For the hyperbola \( xy = c^2 \), the normal at \((x_1, y_1)\): \( x x_1 - y y_1 = x_1^2 - y_1^2 \). Solve with the hyperbola equation to find intersection points.

Answer 1

The Correct Option is B

The hyperbola \( xy = 16 \) is a rectangular hyperbola (\( c^2 = 16 \), \( c = 4 \)).
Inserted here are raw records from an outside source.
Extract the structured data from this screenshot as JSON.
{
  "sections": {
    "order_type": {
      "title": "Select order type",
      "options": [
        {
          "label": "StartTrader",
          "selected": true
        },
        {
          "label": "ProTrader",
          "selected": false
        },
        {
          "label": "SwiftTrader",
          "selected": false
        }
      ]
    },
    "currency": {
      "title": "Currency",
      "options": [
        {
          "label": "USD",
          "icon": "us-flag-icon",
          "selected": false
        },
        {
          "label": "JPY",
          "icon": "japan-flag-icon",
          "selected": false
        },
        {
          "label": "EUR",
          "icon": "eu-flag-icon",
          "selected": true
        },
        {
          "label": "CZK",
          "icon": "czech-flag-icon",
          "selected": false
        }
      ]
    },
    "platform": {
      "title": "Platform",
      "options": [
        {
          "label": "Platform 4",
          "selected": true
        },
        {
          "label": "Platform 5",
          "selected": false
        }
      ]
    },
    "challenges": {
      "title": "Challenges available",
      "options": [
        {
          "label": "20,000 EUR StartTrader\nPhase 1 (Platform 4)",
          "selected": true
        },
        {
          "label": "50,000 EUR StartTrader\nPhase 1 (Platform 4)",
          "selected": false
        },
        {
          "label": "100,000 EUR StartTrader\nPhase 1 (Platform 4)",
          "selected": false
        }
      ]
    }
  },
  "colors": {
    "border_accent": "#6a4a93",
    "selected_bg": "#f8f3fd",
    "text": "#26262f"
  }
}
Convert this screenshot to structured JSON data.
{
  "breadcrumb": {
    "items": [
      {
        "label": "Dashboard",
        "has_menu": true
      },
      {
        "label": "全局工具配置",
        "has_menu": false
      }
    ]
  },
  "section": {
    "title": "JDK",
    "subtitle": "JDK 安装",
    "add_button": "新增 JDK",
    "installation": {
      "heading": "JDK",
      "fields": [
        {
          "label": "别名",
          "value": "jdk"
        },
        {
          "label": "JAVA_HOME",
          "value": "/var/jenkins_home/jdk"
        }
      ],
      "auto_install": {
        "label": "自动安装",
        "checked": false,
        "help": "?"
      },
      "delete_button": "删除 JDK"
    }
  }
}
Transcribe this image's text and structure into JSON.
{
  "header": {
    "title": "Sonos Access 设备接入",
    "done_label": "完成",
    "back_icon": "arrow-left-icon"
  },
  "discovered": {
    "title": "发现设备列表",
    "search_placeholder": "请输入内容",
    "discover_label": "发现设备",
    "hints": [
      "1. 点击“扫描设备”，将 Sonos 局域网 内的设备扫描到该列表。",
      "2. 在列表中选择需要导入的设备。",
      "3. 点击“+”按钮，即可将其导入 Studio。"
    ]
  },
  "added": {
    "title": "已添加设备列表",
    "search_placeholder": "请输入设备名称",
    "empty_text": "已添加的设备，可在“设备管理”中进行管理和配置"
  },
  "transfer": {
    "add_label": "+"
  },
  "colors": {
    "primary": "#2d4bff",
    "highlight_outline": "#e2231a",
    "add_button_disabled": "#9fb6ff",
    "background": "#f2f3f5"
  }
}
The normal at \((x_1, y_1)\) is: \[ x x_1 - y y_1 = x_1^2 - y_1^2 \] At \((8, 2)\): \[ 8x - 2y = 8^2 - 2^2 = 64 - 4 = 60 \] \[ 4x - y = 30 \] The point \((\alpha, \beta)\) lies on the hyperbola (\( \alpha \beta = 16 \)) and the normal: \[ 4\alpha - \beta = 30 \implies \beta = 4\alpha - 30 \] \[ \alpha (4\alpha - 30) = 16 \implies 4\alpha^2 - 30\alpha - 16 = 0 \implies 2\alpha^2 - 15\alpha - 8 = 0 \] Solve: \[ \alpha = \frac{15 \pm \sqrt{225 + 64}}{4} = \frac{15 \pm \sqrt{289}}{4} = \frac{15 \pm 17}{4} \] \[ \alpha = \frac{32}{4} = 8 \quad \text{or} \quad \alpha = \frac{-2}{4} = -\frac{1}{2} \] Exclude \(\alpha = 8\) (original point). Use \(\alpha = -\frac{1}{2}\): \[ \beta = \frac{16}{-\frac{1}{2}} = -32 \] \[ |\beta| + \frac{1}{|\alpha|} = |-32| + \frac{1}{\left|-\frac{1}{2}\right|} = 32 + 2 = 34 \] Option (2) is correct. Options (1), (3), and (4) do not match.